Mankind loves making maps, and the world wide web, densely interconnected and phenomenally complex, always makes for a nice visual. Typically these take the form of neon blobs floating against black backgrounds, like frames captured from old Winamp plug-ins, and while they’re always nice to look at, they don’t always do much in the way of helping us understand the massive global network we traverse every day. This latest effort, however, is a little different. Called simply Map of the Internet, it’s as informative as it is beautiful.
The map, which takes the form of a free app for Android and iOS, features 22,961 of the Internet’s biggest nodes—not individual websites, but the ISPs, universities, and other places that host them—joined by some 50,000 discrete connections. The app gives you two ways of surveying it all: geographically, on a globe, or by size, which rearranges the nodes into a loose column of points. Both views are interactive; instead of showing the Internet as a static neon blob, the app lets you explore the neon blob in the round, with all the familiar multitouch gestures. It may not look like the Google Maps app, but it instantly feels like it, which makes exploring the underbelly of the web all the easier.
Tapping on any one of the starry points brings up a bit of information on that particular node and displays all its connections to the rest. In each case, Map of the Internet lets you trace the route between you and that node, showing the precise path your device takes to reach it, in real time, as a thick orange line. It’s terrifically cool. And if ISPs and mega-hosts don’t excite you all that much, you’re not out of luck. You can search for a favorite site, and the app will zip you to the node it resides on. Spoiler: Co.Design is hosted by Amazon.

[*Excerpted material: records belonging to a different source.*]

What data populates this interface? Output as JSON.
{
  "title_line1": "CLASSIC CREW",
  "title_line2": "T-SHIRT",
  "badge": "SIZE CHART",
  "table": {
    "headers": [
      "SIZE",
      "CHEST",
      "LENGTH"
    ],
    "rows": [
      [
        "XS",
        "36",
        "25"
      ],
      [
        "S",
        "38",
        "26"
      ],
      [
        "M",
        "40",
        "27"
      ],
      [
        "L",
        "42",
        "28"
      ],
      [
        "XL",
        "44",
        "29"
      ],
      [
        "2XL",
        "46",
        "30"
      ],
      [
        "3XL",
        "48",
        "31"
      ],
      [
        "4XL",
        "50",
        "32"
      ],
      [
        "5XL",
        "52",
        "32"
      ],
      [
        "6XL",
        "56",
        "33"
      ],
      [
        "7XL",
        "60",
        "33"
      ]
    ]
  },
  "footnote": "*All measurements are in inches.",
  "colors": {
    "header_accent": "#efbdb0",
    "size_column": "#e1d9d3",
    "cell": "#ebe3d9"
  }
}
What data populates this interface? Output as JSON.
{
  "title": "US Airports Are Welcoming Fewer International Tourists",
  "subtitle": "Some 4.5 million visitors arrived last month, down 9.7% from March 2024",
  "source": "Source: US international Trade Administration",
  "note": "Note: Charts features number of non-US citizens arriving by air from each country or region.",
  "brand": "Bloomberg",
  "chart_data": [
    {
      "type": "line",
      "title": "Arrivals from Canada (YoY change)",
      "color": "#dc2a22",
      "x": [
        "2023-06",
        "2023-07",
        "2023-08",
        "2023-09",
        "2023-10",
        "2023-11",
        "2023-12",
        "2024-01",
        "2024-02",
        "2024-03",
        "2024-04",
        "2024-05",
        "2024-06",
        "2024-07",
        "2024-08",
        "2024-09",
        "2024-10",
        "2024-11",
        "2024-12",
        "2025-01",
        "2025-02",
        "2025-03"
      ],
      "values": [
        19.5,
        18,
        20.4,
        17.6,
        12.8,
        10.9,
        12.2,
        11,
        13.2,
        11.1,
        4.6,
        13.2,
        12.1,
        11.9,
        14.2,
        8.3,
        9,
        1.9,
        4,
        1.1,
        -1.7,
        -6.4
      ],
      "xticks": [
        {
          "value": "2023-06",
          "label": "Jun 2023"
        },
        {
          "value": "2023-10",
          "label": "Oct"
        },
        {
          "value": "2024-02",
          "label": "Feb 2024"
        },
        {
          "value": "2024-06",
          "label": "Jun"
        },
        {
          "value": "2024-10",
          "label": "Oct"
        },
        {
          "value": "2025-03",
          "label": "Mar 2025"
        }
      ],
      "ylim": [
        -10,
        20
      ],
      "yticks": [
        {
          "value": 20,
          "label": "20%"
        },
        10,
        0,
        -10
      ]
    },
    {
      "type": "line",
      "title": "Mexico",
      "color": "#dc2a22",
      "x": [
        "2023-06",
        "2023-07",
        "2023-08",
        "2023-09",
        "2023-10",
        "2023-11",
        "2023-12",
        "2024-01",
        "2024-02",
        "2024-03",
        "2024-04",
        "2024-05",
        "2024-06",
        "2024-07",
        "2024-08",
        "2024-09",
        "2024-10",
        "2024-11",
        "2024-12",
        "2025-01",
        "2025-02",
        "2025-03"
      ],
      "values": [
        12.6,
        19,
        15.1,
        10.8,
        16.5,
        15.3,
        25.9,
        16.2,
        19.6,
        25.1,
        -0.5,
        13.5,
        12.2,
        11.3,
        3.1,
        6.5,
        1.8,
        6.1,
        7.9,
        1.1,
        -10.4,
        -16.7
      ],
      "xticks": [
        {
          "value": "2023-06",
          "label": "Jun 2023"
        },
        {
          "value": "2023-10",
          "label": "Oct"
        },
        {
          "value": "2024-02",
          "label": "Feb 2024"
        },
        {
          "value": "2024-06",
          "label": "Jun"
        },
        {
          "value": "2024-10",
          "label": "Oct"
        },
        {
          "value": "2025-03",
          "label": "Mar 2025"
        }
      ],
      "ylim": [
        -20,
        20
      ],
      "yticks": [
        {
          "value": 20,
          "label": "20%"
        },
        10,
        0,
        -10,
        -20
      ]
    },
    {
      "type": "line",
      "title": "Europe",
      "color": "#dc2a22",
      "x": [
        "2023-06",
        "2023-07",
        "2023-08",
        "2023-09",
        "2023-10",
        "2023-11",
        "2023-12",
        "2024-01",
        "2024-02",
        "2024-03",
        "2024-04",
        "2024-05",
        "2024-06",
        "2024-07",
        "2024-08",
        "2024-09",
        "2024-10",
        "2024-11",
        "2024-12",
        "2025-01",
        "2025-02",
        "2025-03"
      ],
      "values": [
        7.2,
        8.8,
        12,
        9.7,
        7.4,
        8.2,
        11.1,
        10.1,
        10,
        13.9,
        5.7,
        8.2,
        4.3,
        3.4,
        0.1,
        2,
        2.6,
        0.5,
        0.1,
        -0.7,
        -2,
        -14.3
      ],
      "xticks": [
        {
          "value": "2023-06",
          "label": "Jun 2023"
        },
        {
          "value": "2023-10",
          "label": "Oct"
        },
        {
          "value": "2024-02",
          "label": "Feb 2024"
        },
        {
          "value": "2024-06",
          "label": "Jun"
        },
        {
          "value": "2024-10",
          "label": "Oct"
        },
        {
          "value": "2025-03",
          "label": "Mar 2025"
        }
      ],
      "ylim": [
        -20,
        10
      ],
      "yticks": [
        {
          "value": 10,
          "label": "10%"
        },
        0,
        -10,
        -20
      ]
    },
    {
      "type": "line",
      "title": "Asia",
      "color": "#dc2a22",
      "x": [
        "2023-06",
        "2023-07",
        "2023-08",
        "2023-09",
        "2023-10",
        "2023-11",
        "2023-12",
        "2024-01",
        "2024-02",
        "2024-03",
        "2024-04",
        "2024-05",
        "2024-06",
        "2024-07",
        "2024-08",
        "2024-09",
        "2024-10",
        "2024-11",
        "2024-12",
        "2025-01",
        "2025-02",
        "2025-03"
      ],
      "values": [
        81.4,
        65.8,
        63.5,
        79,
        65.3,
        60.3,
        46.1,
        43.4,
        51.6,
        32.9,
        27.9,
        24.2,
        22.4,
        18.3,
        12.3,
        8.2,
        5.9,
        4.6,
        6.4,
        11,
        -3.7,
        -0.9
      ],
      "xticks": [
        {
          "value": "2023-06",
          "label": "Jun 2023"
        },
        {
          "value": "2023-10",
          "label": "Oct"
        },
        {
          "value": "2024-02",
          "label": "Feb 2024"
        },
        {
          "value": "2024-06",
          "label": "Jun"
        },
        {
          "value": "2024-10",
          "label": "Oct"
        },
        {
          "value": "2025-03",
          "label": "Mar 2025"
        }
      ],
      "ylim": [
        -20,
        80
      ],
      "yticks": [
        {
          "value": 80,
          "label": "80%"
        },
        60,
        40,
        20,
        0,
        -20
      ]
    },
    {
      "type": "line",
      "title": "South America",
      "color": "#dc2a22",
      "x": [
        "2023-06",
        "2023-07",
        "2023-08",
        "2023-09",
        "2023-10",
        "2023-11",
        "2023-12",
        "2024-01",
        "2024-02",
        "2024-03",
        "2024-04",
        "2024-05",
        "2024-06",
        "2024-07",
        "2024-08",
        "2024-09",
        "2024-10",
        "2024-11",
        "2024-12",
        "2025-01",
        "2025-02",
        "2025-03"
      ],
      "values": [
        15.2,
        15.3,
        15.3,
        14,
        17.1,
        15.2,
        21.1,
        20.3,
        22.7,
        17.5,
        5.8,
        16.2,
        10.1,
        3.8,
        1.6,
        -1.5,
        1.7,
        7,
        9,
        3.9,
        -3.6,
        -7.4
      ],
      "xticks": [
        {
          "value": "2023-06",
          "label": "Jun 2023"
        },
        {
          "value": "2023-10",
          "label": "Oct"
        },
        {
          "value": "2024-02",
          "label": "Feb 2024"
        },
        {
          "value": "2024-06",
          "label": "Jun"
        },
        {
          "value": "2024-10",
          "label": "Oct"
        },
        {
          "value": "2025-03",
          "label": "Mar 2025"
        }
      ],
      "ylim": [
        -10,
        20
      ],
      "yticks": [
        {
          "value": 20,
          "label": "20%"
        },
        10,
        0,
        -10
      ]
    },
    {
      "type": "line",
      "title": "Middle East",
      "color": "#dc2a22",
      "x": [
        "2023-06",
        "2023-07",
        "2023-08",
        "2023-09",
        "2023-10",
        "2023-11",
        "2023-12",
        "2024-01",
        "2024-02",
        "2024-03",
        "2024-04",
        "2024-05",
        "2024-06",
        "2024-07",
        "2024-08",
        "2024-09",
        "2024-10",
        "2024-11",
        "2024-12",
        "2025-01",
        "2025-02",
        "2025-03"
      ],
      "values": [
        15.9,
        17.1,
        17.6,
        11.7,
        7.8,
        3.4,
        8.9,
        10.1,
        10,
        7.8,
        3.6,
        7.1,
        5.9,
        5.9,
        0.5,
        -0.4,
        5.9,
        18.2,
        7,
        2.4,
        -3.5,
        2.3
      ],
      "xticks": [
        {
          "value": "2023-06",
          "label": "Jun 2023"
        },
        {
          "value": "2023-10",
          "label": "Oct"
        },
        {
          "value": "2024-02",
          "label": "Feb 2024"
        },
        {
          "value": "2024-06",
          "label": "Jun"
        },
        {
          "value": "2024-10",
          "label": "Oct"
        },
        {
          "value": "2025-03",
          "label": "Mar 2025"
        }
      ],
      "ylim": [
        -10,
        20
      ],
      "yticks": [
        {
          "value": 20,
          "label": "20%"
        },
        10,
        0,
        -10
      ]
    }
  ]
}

The app was created by Peer 1 Hosting in collaboration with the Cooperative Association for Internet Data Analysis, assembled by designer Jeff Johnston and developers at Steamclock software. And while it’s a fantastic bit of eye-candy, it’s not just that. More so than any static map, the interactive model makes it simple to get a sense of what the Internet looks like—and how information flows through it. Rajan Sodhi, Peer 1's senior VP of marketing and communications, says he’s already getting excited tweets from college professors about the project, and he anticipates that the app will see a good deal of use as a teaching tool in coming months.
But you don’t need to be a network-theory nerd to take something away here. Even a quick flick through will give casual surfers a better sense of how their beloved web really works, with a few dozen huge nodes serving as the backbone and several tiers of mid-level nodes filling in the rest. The app also makes it easy for anyone to see, at a glance, how much we can expect the Internet to grow in coming years; another brilliant feature acts as a sort of virtual time machine, showing not only how the web was structured at various points in its two-decade history but also how it might look as far out as 2020. Compared to today? Positively sprawling, with thousands of new medium- and small-sized nodes proliferating as developing countries continue to build up infrastructure. In essence, a web that’s even wider.